Friday, July 10, 2015

Agnes Ann Morgan-Life Story

Agnes Ann Morgan
1831-1915
     Agnes Ann Morgan is sort of a double relative.  She was the daughter of Daniel Morgan and Agnes Beveridge, who are my 3rd Great Grandparents.  She married Edward Banks Neilson who is the son Edward Neilson and Catherine Banks who are also my 3rd Great Grandparents.  Edward's sister, my 2nd Great Grandmother,Martha Matilda McGill Neilson married Agnes brother, my 2nd Great Grandfather, William Morgan.  Now that probably has everyone totally confused but they were not related, they just married a brother and sister from the same family.
     Agnes was born in Dunfermline, Scotland, to a hard working coal miners family.  Life was not easy for her.  She was always thrifty, a trait she learned through suffering hunger and pain.  When she was just a young girl she had to work in the coal mines.  She used to have to go to work holding her empty stomach with both hands.

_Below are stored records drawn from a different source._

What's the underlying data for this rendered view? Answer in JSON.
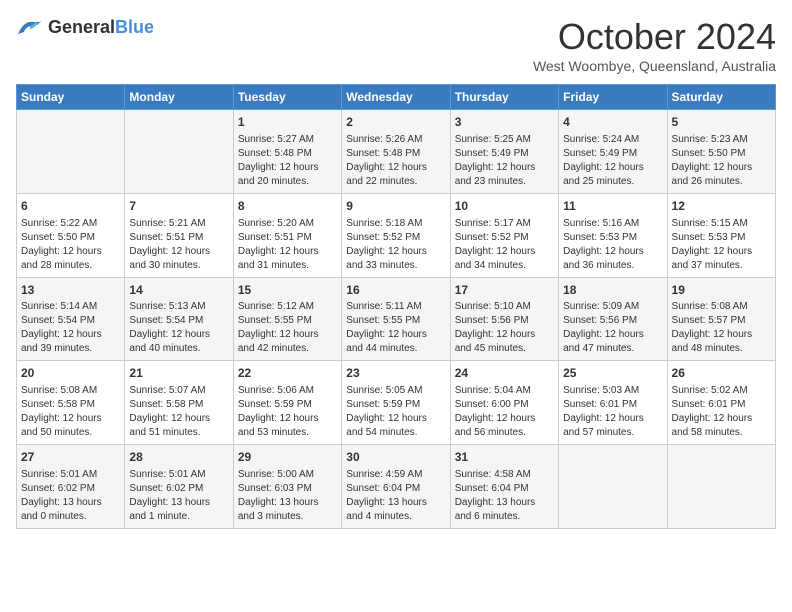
{
  "header": {
    "logo_general": "General",
    "logo_blue": "Blue",
    "month": "October 2024",
    "location": "West Woombye, Queensland, Australia"
  },
  "days_of_week": [
    "Sunday",
    "Monday",
    "Tuesday",
    "Wednesday",
    "Thursday",
    "Friday",
    "Saturday"
  ],
  "weeks": [
    [
      {
        "day": "",
        "info": ""
      },
      {
        "day": "",
        "info": ""
      },
      {
        "day": "1",
        "info": "Sunrise: 5:27 AM\nSunset: 5:48 PM\nDaylight: 12 hours\nand 20 minutes."
      },
      {
        "day": "2",
        "info": "Sunrise: 5:26 AM\nSunset: 5:48 PM\nDaylight: 12 hours\nand 22 minutes."
      },
      {
        "day": "3",
        "info": "Sunrise: 5:25 AM\nSunset: 5:49 PM\nDaylight: 12 hours\nand 23 minutes."
      },
      {
        "day": "4",
        "info": "Sunrise: 5:24 AM\nSunset: 5:49 PM\nDaylight: 12 hours\nand 25 minutes."
      },
      {
        "day": "5",
        "info": "Sunrise: 5:23 AM\nSunset: 5:50 PM\nDaylight: 12 hours\nand 26 minutes."
      }
    ],
    [
      {
        "day": "6",
        "info": "Sunrise: 5:22 AM\nSunset: 5:50 PM\nDaylight: 12 hours\nand 28 minutes."
      },
      {
        "day": "7",
        "info": "Sunrise: 5:21 AM\nSunset: 5:51 PM\nDaylight: 12 hours\nand 30 minutes."
      },
      {
        "day": "8",
        "info": "Sunrise: 5:20 AM\nSunset: 5:51 PM\nDaylight: 12 hours\nand 31 minutes."
      },
      {
        "day": "9",
        "info": "Sunrise: 5:18 AM\nSunset: 5:52 PM\nDaylight: 12 hours\nand 33 minutes."
      },
      {
        "day": "10",
        "info": "Sunrise: 5:17 AM\nSunset: 5:52 PM\nDaylight: 12 hours\nand 34 minutes."
      },
      {
        "day": "11",
        "info": "Sunrise: 5:16 AM\nSunset: 5:53 PM\nDaylight: 12 hours\nand 36 minutes."
      },
      {
        "day": "12",
        "info": "Sunrise: 5:15 AM\nSunset: 5:53 PM\nDaylight: 12 hours\nand 37 minutes."
      }
    ],
    [
      {
        "day": "13",
        "info": "Sunrise: 5:14 AM\nSunset: 5:54 PM\nDaylight: 12 hours\nand 39 minutes."
      },
      {
        "day": "14",
        "info": "Sunrise: 5:13 AM\nSunset: 5:54 PM\nDaylight: 12 hours\nand 40 minutes."
      },
      {
        "day": "15",
        "info": "Sunrise: 5:12 AM\nSunset: 5:55 PM\nDaylight: 12 hours\nand 42 minutes."
      },
      {
        "day": "16",
        "info": "Sunrise: 5:11 AM\nSunset: 5:55 PM\nDaylight: 12 hours\nand 44 minutes."
      },
      {
        "day": "17",
        "info": "Sunrise: 5:10 AM\nSunset: 5:56 PM\nDaylight: 12 hours\nand 45 minutes."
      },
      {
        "day": "18",
        "info": "Sunrise: 5:09 AM\nSunset: 5:56 PM\nDaylight: 12 hours\nand 47 minutes."
      },
      {
        "day": "19",
        "info": "Sunrise: 5:08 AM\nSunset: 5:57 PM\nDaylight: 12 hours\nand 48 minutes."
      }
    ],
    [
      {
        "day": "20",
        "info": "Sunrise: 5:08 AM\nSunset: 5:58 PM\nDaylight: 12 hours\nand 50 minutes."
      },
      {
        "day": "21",
        "info": "Sunrise: 5:07 AM\nSunset: 5:58 PM\nDaylight: 12 hours\nand 51 minutes."
      },
      {
        "day": "22",
        "info": "Sunrise: 5:06 AM\nSunset: 5:59 PM\nDaylight: 12 hours\nand 53 minutes."
      },
      {
        "day": "23",
        "info": "Sunrise: 5:05 AM\nSunset: 5:59 PM\nDaylight: 12 hours\nand 54 minutes."
      },
      {
        "day": "24",
        "info": "Sunrise: 5:04 AM\nSunset: 6:00 PM\nDaylight: 12 hours\nand 56 minutes."
      },
      {
        "day": "25",
        "info": "Sunrise: 5:03 AM\nSunset: 6:01 PM\nDaylight: 12 hours\nand 57 minutes."
      },
      {
        "day": "26",
        "info": "Sunrise: 5:02 AM\nSunset: 6:01 PM\nDaylight: 12 hours\nand 58 minutes."
      }
    ],
    [
      {
        "day": "27",
        "info": "Sunrise: 5:01 AM\nSunset: 6:02 PM\nDaylight: 13 hours\nand 0 minutes."
      },
      {
        "day": "28",
        "info": "Sunrise: 5:01 AM\nSunset: 6:02 PM\nDaylight: 13 hours\nand 1 minute."
      },
      {
        "day": "29",
        "info": "Sunrise: 5:00 AM\nSunset: 6:03 PM\nDaylight: 13 hours\nand 3 minutes."
      },
      {
        "day": "30",
        "info": "Sunrise: 4:59 AM\nSunset: 6:04 PM\nDaylight: 13 hours\nand 4 minutes."
      },
      {
        "day": "31",
        "info": "Sunrise: 4:58 AM\nSunset: 6:04 PM\nDaylight: 13 hours\nand 6 minutes."
      },
      {
        "day": "",
        "info": ""
      },
      {
        "day": "",
        "info": ""
      }
    ]
  ]
}
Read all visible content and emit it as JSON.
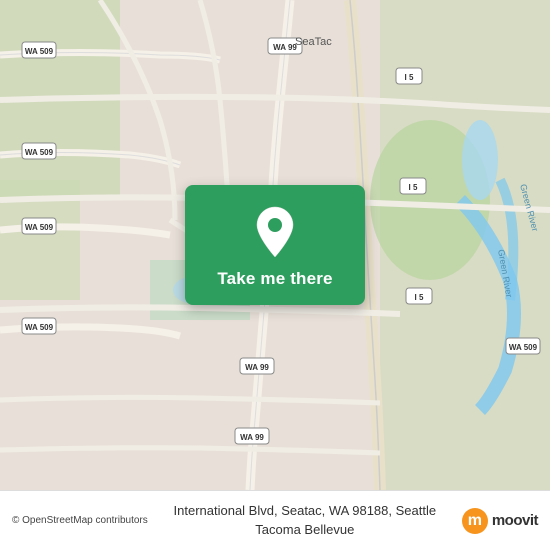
{
  "map": {
    "attribution": "© OpenStreetMap contributors",
    "background_color": "#e8e0d8"
  },
  "overlay": {
    "button_label": "Take me there",
    "pin_color": "#ffffff"
  },
  "bottom_bar": {
    "address": "International Blvd, Seatac, WA 98188, Seattle\nTacoma Bellevue",
    "osm_attribution": "© OpenStreetMap contributors",
    "moovit_m": "m",
    "moovit_label": "moovit"
  },
  "roads": [
    {
      "label": "WA 509",
      "instances": [
        "top-left-1",
        "mid-left-1",
        "mid-left-2",
        "bottom-left-1"
      ]
    },
    {
      "label": "WA 99",
      "instances": [
        "top-right-1",
        "mid-center-1",
        "bottom-center-1",
        "bottom-center-2"
      ]
    },
    {
      "label": "I 5",
      "instances": [
        "right-1",
        "right-2",
        "right-3"
      ]
    }
  ]
}
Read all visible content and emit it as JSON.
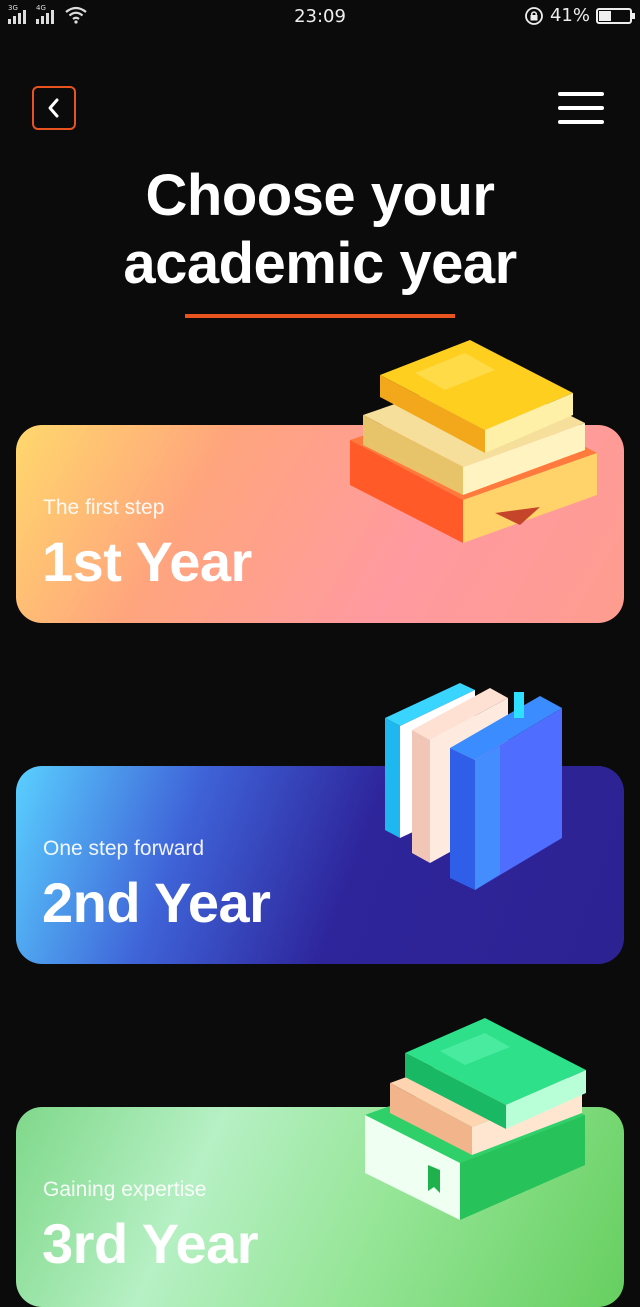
{
  "status_bar": {
    "signal_1_label": "3G",
    "signal_2_label": "4G",
    "time": "23:09",
    "battery_percent": "41%",
    "battery_level": 0.41
  },
  "header": {
    "back_icon": "chevron-left-icon",
    "menu_icon": "hamburger-menu-icon"
  },
  "title": {
    "line1": "Choose your",
    "line2": "academic year"
  },
  "colors": {
    "accent": "#e8531f",
    "background": "#0b0b0b"
  },
  "cards": [
    {
      "subtitle": "The first step",
      "label": "1st Year"
    },
    {
      "subtitle": "One step forward",
      "label": "2nd Year"
    },
    {
      "subtitle": "Gaining expertise",
      "label": "3rd Year"
    }
  ]
}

     The story is told of another time during her youth when a link of chain fell on her back penetrating her body and coming out through one of her breasts.  She lay as though she were dead.  The family prepared her body for burial, thinking she was dead.  There were no undertakers to embalm her or any doctor to render aid or sign a death certificate, so the family dressed her in her burial clothes.  They placed her on a slab in a quiet room planning on burying her the next day.
     One of the member of her family went into the room to say her last goodbye.  As she stood there by Agnes, she thought she saw Agnes' body tremor.  Then she saw an eyelash quiver.  She ran from the room to summon aid for Agnes.  When the rest of the family returned to the room, sure enough, Agnes was alive!  For days she hovered between life and death.  Slowly but surely, the chain link passed through her body and came out the right breast.  Those two scars she carried with her all the rest of her life.
     She married Edward Banks Nelson in Dunferline, Scotland, 6 March 1849.  Edward was already a member of the Church of Jesus Christ of Latter-day Saints and Agnes was baptized into the Church just a few days after their marriage. 
     According to her granddaughter, Stella Ruby Foster, Agnes was "gentle, meek, mild and a very loveable person.  She was thrifty to the point of being stingy.  Every inch of her, every hair in her head was SCOTCH.  It grew out of poverty and deprivation of a life time."
     Again taken from this granddaughter's account: "She was a kind loving mother and wife.  Very industrious.  No one in all the family had a lazy bone in their body.  Many lovely quilts were the product of her time and energy.  She had many proverbs she liked to quote. 'An ounce of prevention is worth a pound of cure.'
'A woman can throw more out the window with a spoon than a man can shovel in with a shovel.' 'Pride goeth before the fall.'  She was very superstitious.  'Never walk under a ladder.' 'A baby under a year old must never look in a looking glass.' 'Look at a new moon over your right shoulder.' "  I heard my own Mother say these very same things.  Maybe it was the Scottish coming out in her too.
     Agnes was a midwife in Utah and delivered many babies.  She was honest hard-working, and obeyed the commandments.  Agnes lived several years after her husband.  She died 16 March 1915 in Garfield, Sierra, New Mexico.